Recently my family and I have developed an interest in rowing as a sport and have been keenly following matches. Watching this sport from the sidelines has taught me so many pivotal life lessons.

Rowing is the ultimate team sport. A perfectly synchronized teamwork coupled with endurance mental agility and enormous willpower. Each rower brings different skill sets and strengths to the team and harbors a shared purpose – to strike a good balance and make it to the finish line faster, stronger and with better timing than their competing teams.

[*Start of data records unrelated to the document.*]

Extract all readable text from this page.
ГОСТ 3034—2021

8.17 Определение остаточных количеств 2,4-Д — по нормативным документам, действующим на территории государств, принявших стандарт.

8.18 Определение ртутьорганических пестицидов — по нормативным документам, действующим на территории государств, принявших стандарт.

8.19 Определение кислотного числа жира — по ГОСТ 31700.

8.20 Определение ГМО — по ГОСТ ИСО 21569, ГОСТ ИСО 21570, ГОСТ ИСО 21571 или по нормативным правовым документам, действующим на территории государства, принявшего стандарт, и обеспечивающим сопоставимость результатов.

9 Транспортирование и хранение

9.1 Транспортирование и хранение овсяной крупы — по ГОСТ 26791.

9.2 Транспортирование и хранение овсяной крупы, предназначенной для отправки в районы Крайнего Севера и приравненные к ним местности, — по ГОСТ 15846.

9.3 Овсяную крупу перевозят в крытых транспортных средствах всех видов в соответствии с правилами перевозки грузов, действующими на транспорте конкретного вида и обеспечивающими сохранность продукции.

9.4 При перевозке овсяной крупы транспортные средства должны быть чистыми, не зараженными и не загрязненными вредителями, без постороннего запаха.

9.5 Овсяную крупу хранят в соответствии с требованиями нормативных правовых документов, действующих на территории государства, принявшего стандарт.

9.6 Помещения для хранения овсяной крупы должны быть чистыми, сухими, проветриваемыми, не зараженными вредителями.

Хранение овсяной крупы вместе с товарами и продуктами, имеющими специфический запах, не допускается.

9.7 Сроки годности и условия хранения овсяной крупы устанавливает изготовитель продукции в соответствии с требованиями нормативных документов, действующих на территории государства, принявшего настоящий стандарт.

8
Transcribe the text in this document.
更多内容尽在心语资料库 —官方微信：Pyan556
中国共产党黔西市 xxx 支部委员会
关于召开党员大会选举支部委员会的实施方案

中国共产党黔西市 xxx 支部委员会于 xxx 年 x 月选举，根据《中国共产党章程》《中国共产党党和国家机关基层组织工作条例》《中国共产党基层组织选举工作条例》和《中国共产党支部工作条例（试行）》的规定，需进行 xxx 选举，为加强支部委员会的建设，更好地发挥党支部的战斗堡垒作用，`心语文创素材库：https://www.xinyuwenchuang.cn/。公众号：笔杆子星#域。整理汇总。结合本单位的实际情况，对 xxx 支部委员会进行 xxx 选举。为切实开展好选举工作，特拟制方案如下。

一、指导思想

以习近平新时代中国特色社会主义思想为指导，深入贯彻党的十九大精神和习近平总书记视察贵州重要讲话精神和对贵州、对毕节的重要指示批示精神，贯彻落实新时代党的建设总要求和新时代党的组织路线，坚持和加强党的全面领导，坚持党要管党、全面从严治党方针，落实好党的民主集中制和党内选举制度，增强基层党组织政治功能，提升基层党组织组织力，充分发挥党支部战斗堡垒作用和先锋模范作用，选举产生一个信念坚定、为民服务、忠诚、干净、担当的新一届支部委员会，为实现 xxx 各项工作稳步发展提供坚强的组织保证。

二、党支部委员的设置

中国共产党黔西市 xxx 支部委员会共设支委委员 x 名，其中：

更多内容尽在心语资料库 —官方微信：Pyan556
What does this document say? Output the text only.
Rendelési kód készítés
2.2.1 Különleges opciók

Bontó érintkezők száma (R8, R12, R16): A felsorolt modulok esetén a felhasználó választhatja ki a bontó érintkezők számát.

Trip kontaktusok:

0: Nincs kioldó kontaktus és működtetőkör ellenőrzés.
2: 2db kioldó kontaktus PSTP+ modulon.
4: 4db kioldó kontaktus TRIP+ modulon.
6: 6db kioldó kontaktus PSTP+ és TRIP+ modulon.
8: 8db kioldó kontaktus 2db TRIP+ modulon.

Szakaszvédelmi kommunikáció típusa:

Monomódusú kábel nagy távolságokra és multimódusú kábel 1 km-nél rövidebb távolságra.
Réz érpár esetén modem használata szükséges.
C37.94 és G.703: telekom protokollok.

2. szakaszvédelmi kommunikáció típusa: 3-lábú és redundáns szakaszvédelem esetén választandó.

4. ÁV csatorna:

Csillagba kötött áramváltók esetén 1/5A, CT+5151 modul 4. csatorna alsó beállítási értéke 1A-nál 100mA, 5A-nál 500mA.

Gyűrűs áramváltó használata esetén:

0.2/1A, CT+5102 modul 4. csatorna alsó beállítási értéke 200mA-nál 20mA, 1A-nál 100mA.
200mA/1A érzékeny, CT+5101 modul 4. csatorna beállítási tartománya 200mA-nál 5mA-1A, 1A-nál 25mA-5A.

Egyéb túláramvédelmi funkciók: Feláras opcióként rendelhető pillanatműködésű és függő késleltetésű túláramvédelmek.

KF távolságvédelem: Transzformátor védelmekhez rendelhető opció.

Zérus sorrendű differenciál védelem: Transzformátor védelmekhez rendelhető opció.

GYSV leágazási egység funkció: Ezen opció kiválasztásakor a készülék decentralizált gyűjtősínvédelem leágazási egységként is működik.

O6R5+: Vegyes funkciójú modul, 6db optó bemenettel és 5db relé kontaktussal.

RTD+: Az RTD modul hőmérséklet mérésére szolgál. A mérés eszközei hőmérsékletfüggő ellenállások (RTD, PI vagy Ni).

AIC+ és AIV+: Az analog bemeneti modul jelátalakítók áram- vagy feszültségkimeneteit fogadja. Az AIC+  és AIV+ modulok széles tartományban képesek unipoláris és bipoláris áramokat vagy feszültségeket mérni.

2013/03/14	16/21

It requires supreme effort, persistence and a collective will focused on the goal of propelling the boat through the water. The entire team must perform as a single unit, with each adapting to the strengths and shortcomings of the other. It needs every ounce of physical and mental resilience, using every muscle to make it through. Everyone works in unison to achieve a common goal. To get the team to win. Rowing is a challenging sport. Sometimes you want to quit. But every hour you put in on the water doesn’t just step up your rowing game but also builds character. Often, I draw parallels between this ultimate team sport and the Tiki-Taka movement- the language of collaboration and enterprise-first mindset instilled in each and every Ciplaite. The cross-functional teams come together perfectly in sync to help us win. The #OneCipla culture and spirit is all about celebrating strength in unity. We have also made a ritual of this at Cipla wherein the most remarkable Tiki-Taka stories and the people behind it are invited to our quarterly global townhall to share their success story.

And what we hear is yes it was not devoid of challenges, yes there were differences, and yes there were times we thought we have reached our peak and we cant go further, but it is really the story of the collective strength to achieve their maximum potential, it is the single minded focus of #CaringforLife, a team goal that pulls us through.

And in the end, the peaks and troughs, the adrenaline rush, the triumph of a team, makes it all worth it.